Numbers 5 is a difficult passage. It sounds like a trial by ordeal, and seems unfairly biased against the woman (although I am not sure that it is either). I imagine you read something like that in the commentaries. Although I'm not sure my observations will bring any more clarity to the passage than you already have, here goes:

  • In the time of ancient Israel, if one of their sons wasn’t the actual son of her husband, that could threaten not only the estate but the future of the family, which was carried on through the blood line of descendants. An illegitimate son could challenge his father or his half-brothers -- a danger we normally don't face in modern times.

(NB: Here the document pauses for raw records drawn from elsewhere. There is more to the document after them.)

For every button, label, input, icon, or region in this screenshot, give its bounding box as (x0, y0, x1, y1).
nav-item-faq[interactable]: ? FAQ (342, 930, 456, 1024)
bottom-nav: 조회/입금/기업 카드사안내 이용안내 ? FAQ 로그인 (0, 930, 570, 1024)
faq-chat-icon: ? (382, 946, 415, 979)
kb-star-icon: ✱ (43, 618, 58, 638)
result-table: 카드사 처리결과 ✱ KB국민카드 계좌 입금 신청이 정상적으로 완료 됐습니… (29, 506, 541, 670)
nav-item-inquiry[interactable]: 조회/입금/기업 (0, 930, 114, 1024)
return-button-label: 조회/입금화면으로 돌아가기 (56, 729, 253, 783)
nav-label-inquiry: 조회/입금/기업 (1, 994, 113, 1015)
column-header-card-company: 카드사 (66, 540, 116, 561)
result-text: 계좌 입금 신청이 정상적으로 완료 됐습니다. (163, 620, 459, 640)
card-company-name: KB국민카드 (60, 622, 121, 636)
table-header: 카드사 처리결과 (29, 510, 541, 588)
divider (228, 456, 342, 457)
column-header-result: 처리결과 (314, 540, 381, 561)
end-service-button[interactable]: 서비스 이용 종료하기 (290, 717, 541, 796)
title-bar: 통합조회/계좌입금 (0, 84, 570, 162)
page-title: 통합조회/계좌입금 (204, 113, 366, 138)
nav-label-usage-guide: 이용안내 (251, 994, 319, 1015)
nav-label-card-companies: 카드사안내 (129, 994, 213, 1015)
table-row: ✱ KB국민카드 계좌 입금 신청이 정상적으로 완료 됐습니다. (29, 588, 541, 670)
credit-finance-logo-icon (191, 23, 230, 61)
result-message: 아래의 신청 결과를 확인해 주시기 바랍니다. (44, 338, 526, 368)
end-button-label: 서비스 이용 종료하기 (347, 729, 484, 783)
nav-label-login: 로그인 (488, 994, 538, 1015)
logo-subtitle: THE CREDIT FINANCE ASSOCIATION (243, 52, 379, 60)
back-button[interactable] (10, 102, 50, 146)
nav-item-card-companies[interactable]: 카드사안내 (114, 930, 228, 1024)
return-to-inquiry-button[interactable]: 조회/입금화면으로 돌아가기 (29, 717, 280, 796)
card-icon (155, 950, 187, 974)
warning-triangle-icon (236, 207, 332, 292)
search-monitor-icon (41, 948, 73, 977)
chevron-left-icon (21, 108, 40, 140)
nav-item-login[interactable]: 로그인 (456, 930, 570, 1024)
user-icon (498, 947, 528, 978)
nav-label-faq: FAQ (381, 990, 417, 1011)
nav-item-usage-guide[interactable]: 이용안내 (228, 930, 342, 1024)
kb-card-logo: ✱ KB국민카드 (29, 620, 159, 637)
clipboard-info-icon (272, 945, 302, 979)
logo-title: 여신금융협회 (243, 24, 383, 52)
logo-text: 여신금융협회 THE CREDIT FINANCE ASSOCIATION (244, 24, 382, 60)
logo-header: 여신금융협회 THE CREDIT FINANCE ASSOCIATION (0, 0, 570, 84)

  • We don’t take marital infidelity very seriously anymore, but back then it was a matter of life and death.
  • The drinking of the water isn't just a trial to ascertain guilt, but the means of effecting a specific punishment.
  • The punishment appears to be miscarriage -- the just deserts of marital infidelity. Yet the penalty goes beyond that, if I am reading v.28 correctly: she will no longer be able to bear children.
  • Note that although adultery was a capital crime, that is not in view here. Although the O.T. had 18 capital crimes, all penalties were normally commuted to settlement in cash or kind. (The only exception: first-degree murder.)
  • Holiness is the underlying concern: for the marriage and family, for the tabernacle/temple, and for God's people. Knowing how important purity is, the man is charged not to take the easy way out (denying the truth or glossing over it), but to realize the potency of sin. (Consider the impact of Achan's sin on God's people in Joshua 7!) He is called to honesty.
  • Presumably, if on the way to the priest she confessed her sin, the oath would be unnecessary. The elaborate process would be avoided. Getting others involved in marital issues isn't usually necessary when we're open with one another.
  • Having said that, I do wonder how the poor woman felt if she was innocent. The shame of being brought before there priest, of having to stand with her hair down (culturally improper except among the closest of relatives), the awkwardness of having to take an oath -- if she was innocent I can only imagine the extra strain this could add to the marriage.